On a donc sur toute la période des affaires de famille, des affaires religieuses. Cela ne doit pas nous surprendre, les gens fonctionnent ainsi. Le religieux n’est pas instrumentalisé, il est consubstantiel à la société tout entière. Aujourd’hui bien entendu, ce n’est plus ainsi, mais au XVIe c'est normal. Donc pour faire simple, pour comprendre ce qu'est la France du XVIe siècle, il faut aller au Pakistan aujourd'hui, où tout est indissociable. Cela ne veut pas dire qu'il y a des choses qui ne peuvent pas être un peu indépendante du religieux, mais au fond le religieux est partout et on ne se pose même pas la question.

OIR : D’où la difficulté à concevoir le développement d’une nouvelle religion ?

Nicolas le Roux

C'est aussi pour ça qu’on peut avoir du mal à accepter les causes religieuses aux violences et aux troubles. Le religieux repose sur l’intolérance, sur la violence. La violence est consubstantielle au religieux, sous une forme ou sous une autre. Mais c'est effectivement extrêmement difficile d'accepter qu'on puisse être différent, qu'on puisse blasphémer, enfin on considérait comme un blasphème un certain nombre de comportements, c'est inacceptable, c'est pas possible.
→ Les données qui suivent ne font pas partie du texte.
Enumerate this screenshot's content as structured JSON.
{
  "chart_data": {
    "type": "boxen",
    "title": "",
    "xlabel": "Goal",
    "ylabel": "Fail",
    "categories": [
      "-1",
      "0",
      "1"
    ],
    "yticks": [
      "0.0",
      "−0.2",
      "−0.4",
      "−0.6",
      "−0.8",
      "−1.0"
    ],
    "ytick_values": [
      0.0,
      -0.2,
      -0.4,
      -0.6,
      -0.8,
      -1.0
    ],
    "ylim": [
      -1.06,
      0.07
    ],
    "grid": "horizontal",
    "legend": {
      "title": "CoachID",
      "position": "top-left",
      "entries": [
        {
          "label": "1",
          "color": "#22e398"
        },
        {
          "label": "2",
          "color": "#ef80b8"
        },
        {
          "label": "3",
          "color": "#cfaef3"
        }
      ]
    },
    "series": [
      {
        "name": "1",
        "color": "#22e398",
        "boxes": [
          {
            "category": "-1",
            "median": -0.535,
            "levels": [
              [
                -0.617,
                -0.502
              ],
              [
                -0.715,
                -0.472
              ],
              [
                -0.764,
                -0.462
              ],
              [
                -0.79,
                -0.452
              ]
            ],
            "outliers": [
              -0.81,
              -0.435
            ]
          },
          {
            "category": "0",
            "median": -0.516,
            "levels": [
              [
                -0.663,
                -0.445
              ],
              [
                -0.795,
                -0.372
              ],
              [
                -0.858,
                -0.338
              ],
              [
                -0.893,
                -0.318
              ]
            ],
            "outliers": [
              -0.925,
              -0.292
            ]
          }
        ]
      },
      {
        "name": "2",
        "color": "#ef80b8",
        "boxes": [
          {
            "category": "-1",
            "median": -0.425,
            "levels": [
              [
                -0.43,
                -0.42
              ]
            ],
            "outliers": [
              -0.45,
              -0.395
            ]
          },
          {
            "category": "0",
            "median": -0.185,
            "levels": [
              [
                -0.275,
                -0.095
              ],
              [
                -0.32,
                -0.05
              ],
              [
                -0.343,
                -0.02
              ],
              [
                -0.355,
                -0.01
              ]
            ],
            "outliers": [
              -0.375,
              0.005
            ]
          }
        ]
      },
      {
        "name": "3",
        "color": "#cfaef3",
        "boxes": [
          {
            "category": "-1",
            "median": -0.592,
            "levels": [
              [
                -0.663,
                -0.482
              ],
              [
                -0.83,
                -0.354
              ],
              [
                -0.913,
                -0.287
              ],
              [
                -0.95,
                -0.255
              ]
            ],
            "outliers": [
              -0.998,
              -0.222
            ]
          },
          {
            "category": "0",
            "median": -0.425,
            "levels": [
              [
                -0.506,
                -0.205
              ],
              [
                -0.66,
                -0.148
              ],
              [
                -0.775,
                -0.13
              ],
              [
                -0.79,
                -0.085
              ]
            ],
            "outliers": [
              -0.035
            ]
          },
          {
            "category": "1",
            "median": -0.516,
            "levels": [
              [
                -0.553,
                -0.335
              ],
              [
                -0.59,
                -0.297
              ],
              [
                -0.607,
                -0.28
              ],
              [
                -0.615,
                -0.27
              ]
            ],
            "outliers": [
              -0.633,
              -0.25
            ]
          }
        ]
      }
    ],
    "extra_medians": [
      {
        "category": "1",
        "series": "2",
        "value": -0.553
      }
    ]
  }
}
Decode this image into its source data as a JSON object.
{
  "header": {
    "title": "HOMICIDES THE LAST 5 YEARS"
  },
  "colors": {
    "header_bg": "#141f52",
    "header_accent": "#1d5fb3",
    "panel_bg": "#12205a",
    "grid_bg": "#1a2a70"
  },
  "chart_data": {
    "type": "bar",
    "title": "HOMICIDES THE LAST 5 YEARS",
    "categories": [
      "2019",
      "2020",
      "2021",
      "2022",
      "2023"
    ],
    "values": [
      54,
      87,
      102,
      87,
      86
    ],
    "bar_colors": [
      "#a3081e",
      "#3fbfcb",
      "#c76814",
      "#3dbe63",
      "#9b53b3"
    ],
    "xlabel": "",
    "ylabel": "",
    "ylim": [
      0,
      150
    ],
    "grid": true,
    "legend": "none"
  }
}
OIR : N’y a-t-il pas une rupture avec la Saint-Barthélemy, qui constituerait un pic dans la violence des affrontements ? N’y a-t-il pas une volonté à la suite de cet événement de ne plus tomber dans de tels excès de violences par les parties en présences, en considérant que la religion ne peut pas être cela ?

Nicolas le Roux

Alors cela ne veut pas dire qu’il n’y a pas d’évolution. Ça ne veut pas dire qu’on ne peut pas fonctionner différemment, que les acteurs ont réfléchi et pris conscience que la violence n'est pas la seule solution, que finalement ce n’est peut-être pas ça au fond que Dieu veut. Mais il y a des gens qui vont transformer leur zèle en autre chose. Ils restent dans un esprit de de reconquête, de combat, de croisade, mais cela se manifeste différemment, cela prend d'autres formes moins violentes, plus symboliques. Au fond, il y a l’idée profonde que l’unité est essentielle. Tant qu'il n'y a pas d’unité, Dieu sera en colère, et donc on le paiera tous. Dans une partie de la société il y a une conviction profonde que Dieu veut la violence au fond, sous une forme ou sous une autre, qu’il veut l’extermination. Ça ne veut pas forcément dire tuer, mais chasser, parce que la cohabitation avec l’hérétique est inacceptable. On ne peut peut-être pas détruire l’hérésie, il n’est en tout cas pas envisageable de cohabiter avec elle.

Au fond c'est la solution qu'on a trouvée dans les pays qui ont inventé les premiers édits de pacification et de tolérance. Ce n’est pas à proprement parler la cohabitation, c'est la séparation : en Suisse avec des cantons catholiques et des cantons protestants, depuis 1531. Dans l’Empire, depuis 1555, on a des États catholiques, des États protestants et quelques villes dans lesquelles on cohabite avec une mixité officielle.

En France la séparation ce n’est pas possible, c’est un État unitaire. En France il y a une idée d'unité qui est essentielle, il y a un roi, il y a un royaume, il y a une religion. À partir du moment où il y en a deux, c’est très difficile à accepter. Cela se fait en 1562, premier édit de tolérance. On accepte pour la première fois l’autre religion, mais c’est très difficile. C’est encore le cas avec l’Édit de Nantes. Mais on ne l’accepte que provisoirement. Le roi revient sur ces édits, parce qu’ils ne sont pensés que comme des solutions provisoires, l’idéal étant la concorde. Catholiques et protestants sont d’accord sur ce point.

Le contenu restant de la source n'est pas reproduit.